Chapter 5:
Virtual Reality (VR) vs. Augmented Reality (AR) in eCommerce

VR and AR are two key technologies in the 3D eCommerce mix. How are these two technologies related? How do they differ? And are there times when one is more effective than the other? Let’s explore these question

How Are VR and AR Similar?

VR and AR both immerse users in digital environments which add a dimension to the experience provided by non-3D digital technologies. VR engages the user with a fully digital environment which may reflect physical reality to a greater or lesser degree depending on the application. AR adds digital layers to physical reality. Both technologies may use supporting technologies such as binaural beats and haptic clothing to enhance the immersive experience. Both technologies are considered 3D in the sense that they deliver a different and more immersive experience than technologies that present two-dimensional images of reality.

How Do VR and AR Differ?

VR and AR differ in their relationship with physical reality. VR provides a digital environment that may resemble physical reality but is experienced relatively independently of it, similar to the experience of a daydream.
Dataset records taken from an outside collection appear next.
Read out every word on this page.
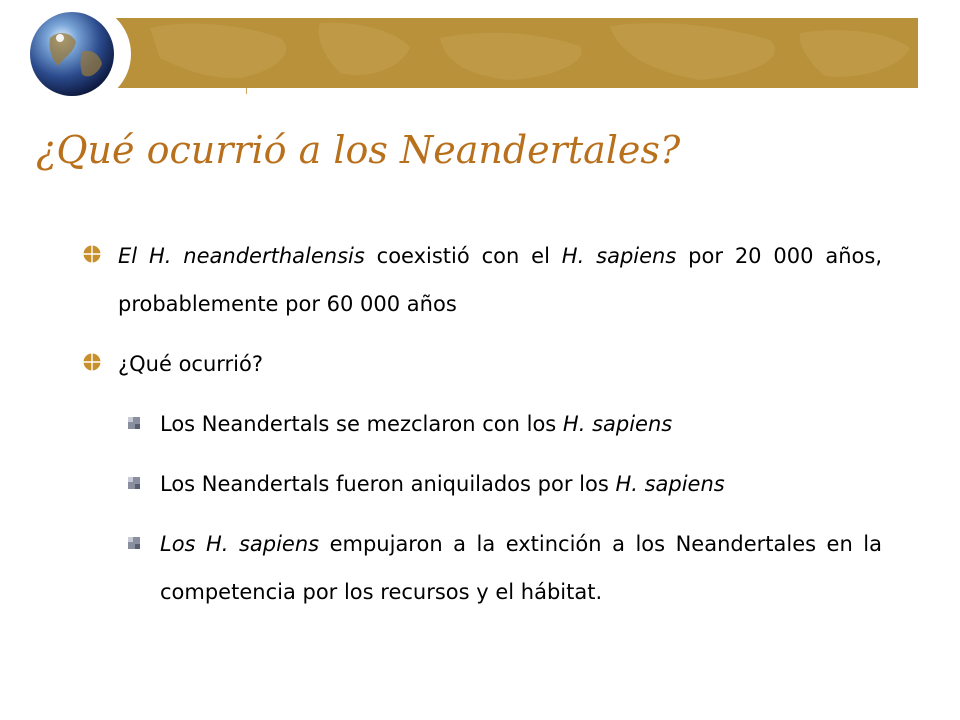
¿Qué ocurrió a los Neandertales?
El H. neanderthalensis coexistió con el H. sapiens por 20 000 años, probablemente por 60 000 años
¿Qué ocurrió?
Los Neandertals se mezclaron con los H. sapiens
Los Neandertals fueron aniquilados por los H. sapiens
Los H. sapiens empujaron a la extinción a los Neandertales en la competencia por los recursos y el hábitat.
AR takes images of physical reality and adds digital layers to them. Essentially, VR offers an alternative to physical reality, while AR enhances physical reality.

These differing relationships with physical reality entail different technological interfaces. VR is designed primarily for headsets, while AR is designed for smartphones. However, both types of technology may be used in conjunction with other interfaces such as PCs.

When Should You Use VR vs. AR?

Generally speaking, VR and AR each have specialized uses they each excel at, although they also can do some of the same things. VR is ideally suited for applications that involve displaying something a customer could not view easily or at all from their physical location. For example, VR can be used to create a virtual showroom allowing customers to browse your brick and mortar store without leaving their home.

AR, on the other hand, is ideally suited for applications that involve showing the customer how your products or services could interact with them in their existing physical environment. For example, AR can be used by a shopper to see how a handbag compares in size to an existing handbag they already own. 

Another example serves to illustrate this essential difference between the two technologies. If an architectural design firm wanted to show a client a preview of a building design, they might use a VR model of the building. However, if a furniture store wanted to show the same client how a chair would look in the new building after it’s completed, they might use AR.

While VR and AR have different best uses, they’re not mutually exclusive, and they can sometimes serve similar functions. Both types of technology can be used to advertise products and create promotional content. Both also can be used to support the sales process. It is even possible to combine a VR environment with AR digital overlays. These technologies should be thought of as supporting each other rather than competing. They are two tools in your 3D toolkit.